Ongoing failure to properly review chest x-rays leads to missed cancer diagnosis
I was very concerned to hear on the news that the care quality commission found during an inspection at the Queen Alexandra Hospital in Portsmouth in July 2017, that a backlog of 23,000 chest and abdominal x-rays has not been formally reviewed by a qualified radiologist or suitably trained technician. It has been reported that the trust has identified three patients so far, who have suffered harm as a result of lung cancer not being diagnosed or an unreported x-rays.
Not only is this extremely concerning for any patients who may have had reason to attend the radiology or outpatient department at QAH over the last 12 months, but it is also extremely disappointing that lessons have not been learned from earlier incidents.
I act for a gentleman who attended the A&E department at QAH in May 2014 following a fall from a height. A chest x-ray was performed as part of those investigations and was reported by a junior A&E doctor as showing no abnormalities. After being checked over, my client was discharged home.
Towards the end of 2014, the gentleman in question began suffering from fatigue and a long-standing cough. His health deteriorated and he was eventually referred for a further chest x-ray in May 2015. This showed a tumour in his lung. When the radiologist reviewed the x-ray taken a year previously, it was apparent that the tumour had been visible on that earlier x-ray but had been missed. Because of the delay in diagnosis and growth of the tumour, my client’s treatment options were far more limited by the time of diagnosis.
The hospital instigated an internal investigation which concluded that the tumour could and should have been diagnosed in May 2014, had it been reviewed by a radiologist. The investigation reported though that because the x-ray had only been reviewed by a junior doctor in the A&E department who was not trained to formally report on chest x-rays and because the x-ray was taken to rule out a traumatic injury at the time, it was understandable that the tumour had been missed.

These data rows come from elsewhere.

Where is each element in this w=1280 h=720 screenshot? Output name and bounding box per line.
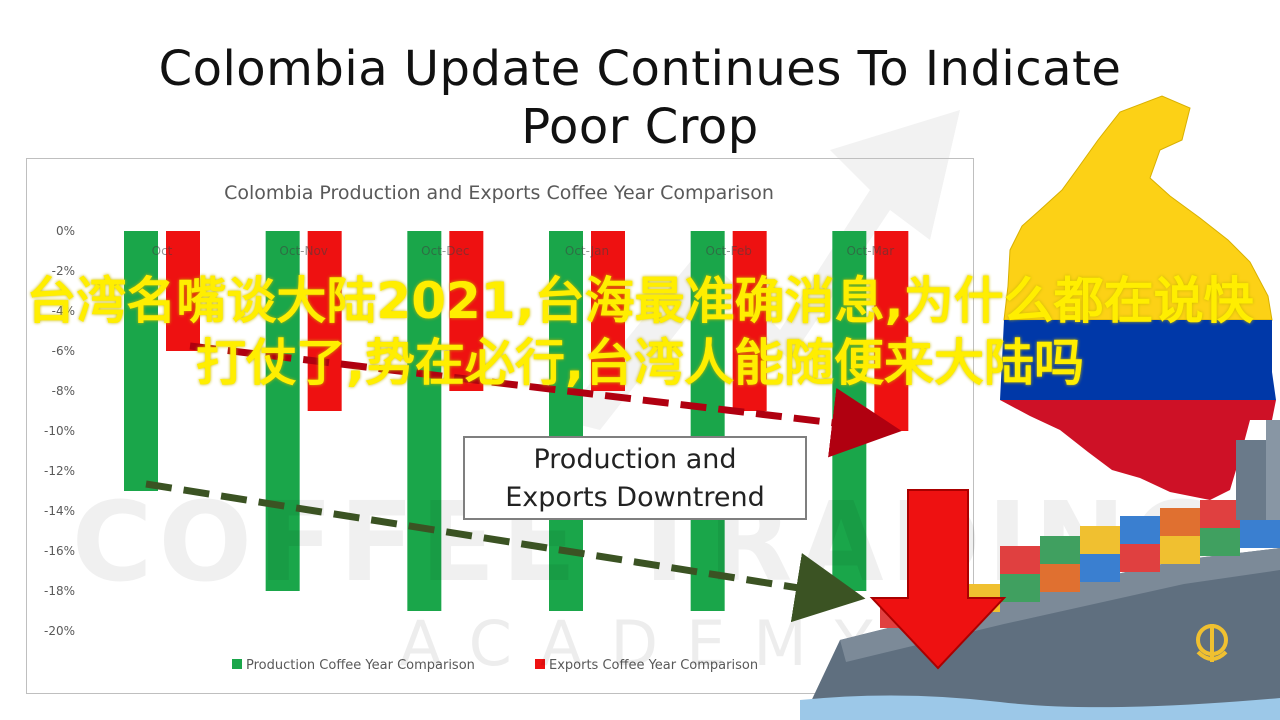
container (1120, 544, 1160, 572)
category-label: Oct-Feb (706, 244, 752, 258)
ship-bridge (1236, 440, 1266, 520)
container (1000, 546, 1040, 574)
callout-line-2: Exports Downtrend (505, 482, 765, 513)
chart-title: Colombia Production and Exports Coffee Y… (224, 182, 774, 204)
container (1040, 536, 1080, 564)
y-tick-label: -18% (44, 584, 75, 598)
page-title: Colombia Update Continues To Indicate Po… (0, 40, 1280, 156)
legend-label-production: Production Coffee Year Comparison (246, 658, 475, 673)
map-red (1000, 400, 1276, 500)
category-label: Oct-Mar (846, 244, 894, 258)
callout-box: Production and Exports Downtrend (463, 436, 807, 520)
page-title-line-1: Colombia Update Continues To Indicate (158, 41, 1122, 98)
y-tick-label: -10% (44, 424, 75, 438)
water (800, 695, 1280, 720)
container (1200, 500, 1240, 528)
container (1040, 564, 1080, 592)
y-tick-label: -4% (52, 304, 75, 318)
container (1240, 520, 1280, 548)
y-tick-label: -6% (52, 344, 75, 358)
y-axis-ticks: 0% -2% -4% -6% -8% -10% -12% -14% -16% -18% -20% (44, 224, 75, 638)
container (1080, 554, 1120, 582)
exports-bar (166, 231, 200, 351)
container (1120, 516, 1160, 544)
category-label: Oct-Dec (421, 244, 469, 258)
ship-hull (806, 548, 1280, 720)
y-tick-label: -12% (44, 464, 75, 478)
anchor-icon (1196, 624, 1228, 662)
chart-legend: Production Coffee Year Comparison Export… (232, 658, 758, 673)
category-label: Oct-Nov (279, 244, 328, 258)
container (1200, 528, 1240, 556)
container (1080, 526, 1120, 554)
legend-label-exports: Exports Coffee Year Comparison (549, 658, 758, 673)
ship-bridge (1266, 420, 1280, 520)
overlay-caption: 台湾名嘴谈大陆2021,台海最准确消息,为什么都在说快打仗了,势在必行,台湾人能… (26, 272, 1254, 392)
legend-swatch-production (232, 659, 242, 669)
container (1160, 508, 1200, 536)
category-label: Oct-Jan (565, 244, 609, 258)
colombia-map-icon (1000, 95, 1276, 500)
container (1000, 574, 1040, 602)
map-blue (1000, 320, 1276, 400)
y-tick-label: -14% (44, 504, 75, 518)
y-tick-label: -8% (52, 384, 75, 398)
red-down-arrow-icon (869, 489, 1007, 670)
y-tick-label: -16% (44, 544, 75, 558)
map-yellow (1003, 95, 1273, 321)
container (1160, 536, 1200, 564)
production-bar (124, 231, 158, 491)
callout-line-1: Production and (533, 444, 737, 475)
category-labels: Oct Oct-Nov Oct-Dec Oct-Jan Oct-Feb Oct-Mar (152, 244, 895, 258)
page-title-line-2: Poor Crop (521, 99, 759, 156)
legend-swatch-exports (535, 659, 545, 669)
y-tick-label: -2% (52, 264, 75, 278)
category-label: Oct (152, 244, 173, 258)
y-tick-label: 0% (56, 224, 75, 238)
y-tick-label: -20% (44, 624, 75, 638)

The Chief of Service for the Emergency Clinical Technical Support Centre was involved in the internal investigation and stated that in his opinion all Emergency Department images should receive formal radiology reports in order to pick up any abnormalities missed by emergency department doctors. However the NHS Trust reported at that time that there was insufficient reporting capacity in the Imaging department to routinely report all plain film Emergency Department and Medical Assessment Unit images, which at the time amounted to approximately 80 to 95 images per day. This policy had apparently been extensively discussed by the executive management team and Trust governance committee and ratified as Trust policy, with the Trust accepting the risk that flows from such a policy.
However I would suggest that the decision as to what is an acceptable level of risk is one which properly lies with the patient, given the devastating impact that a missed diagnosis can have on their lives and future treatment options.
It would seem as though, despite being aware of these problems associated with the level of training provided to junior emergency department doctors and reporting capacity within the imaging department as long ago as 2015, Portsmouth Hospitals NHS Trust has still not taken the necessary steps to ensure that all patients attending the hospital have their x-rays reviewed by somebody who is trained and competent to accurately report on them. This can only lead to more individuals suffering as a result of a delay in diagnosis and effective treatment and ultimately, an increase in cost to the Trust in having to treat patients whose condition is more advanced than it would otherwise have been and resulting clinical negligence compensation claims.
Whilst I was pleased to note that Portsmouth Hospitals NHS Trust states that it has now tackled approximately half of the backlog of x-rays identified in July 2017, it is difficult to see why the situation was able to continue for so long, given the catastrophic impact that a delay in diagnosis can have on patients.